Why? GET should mean simply getting the page. Not doing so runs the risk of:

- Bookmarks breaking (what if someone bookmarks the add-contact link?)

- Google deleting everything because it followed the links (there is an example of this on The Daily WTF)

- Easy cross-site request forgery attacks (I post an "image" with the url that deletes your address book on some message board. You are still logged in with a cookie, so it goes ahead)

Even if the site in question is doing something to prevent the above, why reinvent the wheel and not just use POST (or a more RESTful method)?

As for XML, lots of people hate it, and there is no real requirement to use it (unless your users want it, of course). JSON or even form data can work.

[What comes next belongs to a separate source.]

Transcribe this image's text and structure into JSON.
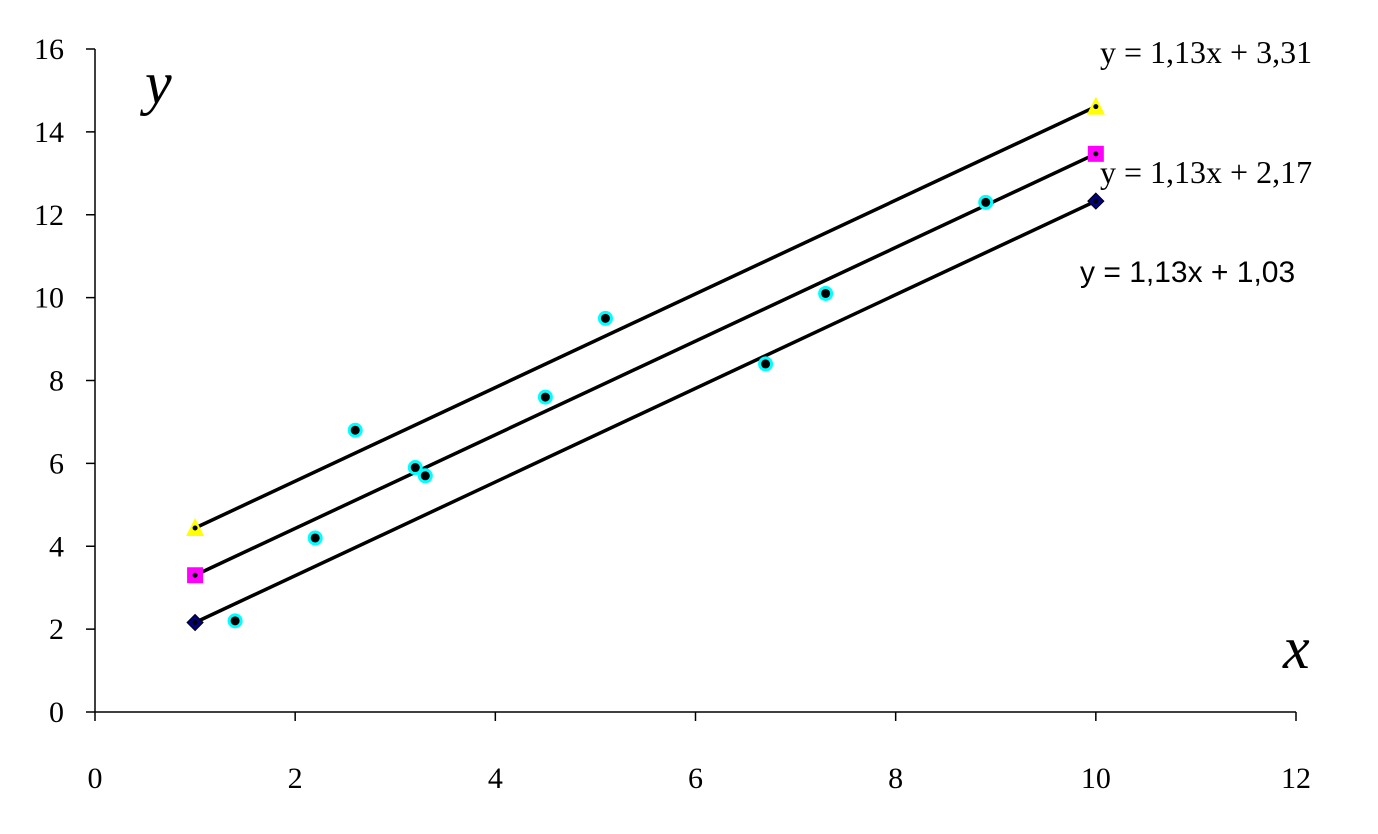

As for headers, there might be a risk of a stupid proxy server mangling them, but nothing should mess with the body of the request. And it's just more conventional to describe the request as the request body, and have headers act as the meta-information about it. (I'm assuming you meant HTTP headers)

1 comments

Thank you for the explanation.

In the example, the add-contact URI was dynamically generated so the deletion from following a url and and bookmark breaking did not seem especially pertinent.

But your explanation made a lot of points clear. One maintains the integrity of the call by placing parameters in the body. Avoiding proxy and caching issues inherit in using GET, as well as avoiding xss, makes immediate sense.

There can be workarounds, but using something that's not broken in the first place is better. Every one of those issues comes from other software expecting the spec (RFC) to be followed where it's not.

Another thing I remembered after I posted. There is no universally agreed upon maximum query string length, so passing parameters in GET is web server dependent.